The point is that we've come a long way, both technologically and conceptually, since the first mobile phones became publicly available in the early 1980s.

In the late '90s, you started to hear stories of brave individuals — true mavericks — severing their umbilical land lines for a completely mobile existence, and the concept of calling a person wherever they happened to be, rather than at a residence or physical location, began to make more and more sense.

All the while, everyone's attention was focused on the shiny new World Wide Web. Online strategies were built on the concept of effectively and affordably connecting with as many interested customers as possible.

With computers, you were hit with a constant barrage of new platforms, higher speeds, and better programs. Features and functionality became interwoven into everyday life, supported by and promoted through an equally dizzying array of channels for marketers to integrate their message, reach new and more targeted markets, and realize greater distribution and higher sales. 
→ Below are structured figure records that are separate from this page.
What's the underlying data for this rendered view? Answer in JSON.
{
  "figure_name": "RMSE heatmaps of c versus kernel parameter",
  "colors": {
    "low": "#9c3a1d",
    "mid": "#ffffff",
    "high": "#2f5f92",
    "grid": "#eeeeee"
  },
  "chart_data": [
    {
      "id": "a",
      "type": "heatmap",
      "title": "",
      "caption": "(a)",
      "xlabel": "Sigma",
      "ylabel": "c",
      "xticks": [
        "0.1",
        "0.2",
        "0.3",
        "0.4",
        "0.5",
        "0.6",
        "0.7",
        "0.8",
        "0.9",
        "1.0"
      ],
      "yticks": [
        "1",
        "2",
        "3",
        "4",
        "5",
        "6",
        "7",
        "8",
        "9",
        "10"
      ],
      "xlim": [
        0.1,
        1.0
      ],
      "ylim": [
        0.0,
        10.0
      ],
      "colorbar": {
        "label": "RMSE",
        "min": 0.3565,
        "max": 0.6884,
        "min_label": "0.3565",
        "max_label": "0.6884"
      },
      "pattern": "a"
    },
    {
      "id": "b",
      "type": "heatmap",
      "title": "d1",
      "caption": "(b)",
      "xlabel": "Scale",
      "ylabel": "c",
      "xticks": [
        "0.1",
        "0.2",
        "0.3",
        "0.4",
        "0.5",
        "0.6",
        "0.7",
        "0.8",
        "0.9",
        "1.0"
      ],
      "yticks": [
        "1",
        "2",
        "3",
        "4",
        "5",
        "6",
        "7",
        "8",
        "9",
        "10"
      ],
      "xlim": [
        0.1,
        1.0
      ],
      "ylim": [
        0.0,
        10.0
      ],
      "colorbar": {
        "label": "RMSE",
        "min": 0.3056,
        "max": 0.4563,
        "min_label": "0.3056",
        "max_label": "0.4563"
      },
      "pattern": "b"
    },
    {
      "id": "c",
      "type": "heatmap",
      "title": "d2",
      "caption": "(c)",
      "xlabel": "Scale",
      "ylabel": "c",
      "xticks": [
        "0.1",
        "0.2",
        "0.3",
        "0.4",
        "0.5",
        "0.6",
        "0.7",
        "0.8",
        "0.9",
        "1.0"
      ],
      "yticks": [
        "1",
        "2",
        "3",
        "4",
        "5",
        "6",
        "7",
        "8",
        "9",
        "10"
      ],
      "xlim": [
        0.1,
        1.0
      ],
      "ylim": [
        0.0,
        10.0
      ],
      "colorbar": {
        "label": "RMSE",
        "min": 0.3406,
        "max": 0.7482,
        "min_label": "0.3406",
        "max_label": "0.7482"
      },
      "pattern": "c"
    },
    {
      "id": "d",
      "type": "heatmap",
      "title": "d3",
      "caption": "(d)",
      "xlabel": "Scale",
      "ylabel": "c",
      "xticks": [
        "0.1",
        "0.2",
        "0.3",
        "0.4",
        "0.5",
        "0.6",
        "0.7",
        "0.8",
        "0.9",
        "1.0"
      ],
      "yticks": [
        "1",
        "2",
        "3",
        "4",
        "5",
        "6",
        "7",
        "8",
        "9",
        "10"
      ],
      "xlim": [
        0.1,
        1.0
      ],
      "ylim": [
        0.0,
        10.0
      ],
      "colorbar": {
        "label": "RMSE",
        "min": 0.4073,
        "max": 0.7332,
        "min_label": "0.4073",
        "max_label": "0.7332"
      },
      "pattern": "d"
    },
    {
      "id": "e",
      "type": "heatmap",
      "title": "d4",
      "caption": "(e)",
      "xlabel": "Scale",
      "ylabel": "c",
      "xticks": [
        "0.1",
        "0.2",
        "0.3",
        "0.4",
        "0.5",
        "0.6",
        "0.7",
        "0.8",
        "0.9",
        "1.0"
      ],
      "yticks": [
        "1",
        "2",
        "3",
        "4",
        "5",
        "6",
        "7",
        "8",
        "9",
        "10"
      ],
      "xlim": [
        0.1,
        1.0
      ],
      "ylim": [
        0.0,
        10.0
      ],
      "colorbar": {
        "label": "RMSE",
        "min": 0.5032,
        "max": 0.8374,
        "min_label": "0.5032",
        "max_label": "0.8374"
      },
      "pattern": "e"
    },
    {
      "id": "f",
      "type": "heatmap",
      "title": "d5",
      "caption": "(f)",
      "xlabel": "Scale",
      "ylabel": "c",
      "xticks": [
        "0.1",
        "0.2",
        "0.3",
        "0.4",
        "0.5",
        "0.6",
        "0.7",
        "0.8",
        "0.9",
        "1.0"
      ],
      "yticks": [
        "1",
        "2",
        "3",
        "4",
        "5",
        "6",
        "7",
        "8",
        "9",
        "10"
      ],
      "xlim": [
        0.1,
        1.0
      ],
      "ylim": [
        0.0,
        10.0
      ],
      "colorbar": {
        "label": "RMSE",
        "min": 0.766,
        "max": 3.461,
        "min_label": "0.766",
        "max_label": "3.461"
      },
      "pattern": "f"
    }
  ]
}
Brilliant — except that, by and large, computers and even laptops were and still are location-based activities, even if that location changes periodically thanks to a laptop's wireless flexibility. Using a laptop is still something you set up and do "somewhere."

All the while, quantum improvements in those sleeker, faster phone devices — now with more bandwidth, greater coverage, and blazing speed — have enabled our now-ubiquitous smartphones to do more, and do so whenever we need it, wherever we are. No WiFi hotspot needed, no stopping, opening, and booting-up lap tops; no worry about battery life, power chords, or creepy hackers.

It’s predicted that sometime between 2013 and 2014 mobile web access will overtake traditional desktop/laptop access to the internet. Arguably, many people will use both for some time, but key to the quest for information is timing. Information when and where the user needs it is significantly more attractive to both users and marketers alike.

Don't write your laptop off as a boat anchor just yet (maybe your desktop). Traditional computers will still be around and serve a purpose for some time, but if marketers aren't focusing their big guns on mobile marketing strategies, content, and functionality, they are missing a huge opportunity to connect with customers where they are and when it matters most. At the very least, their brands risk going the way of the rotary phone!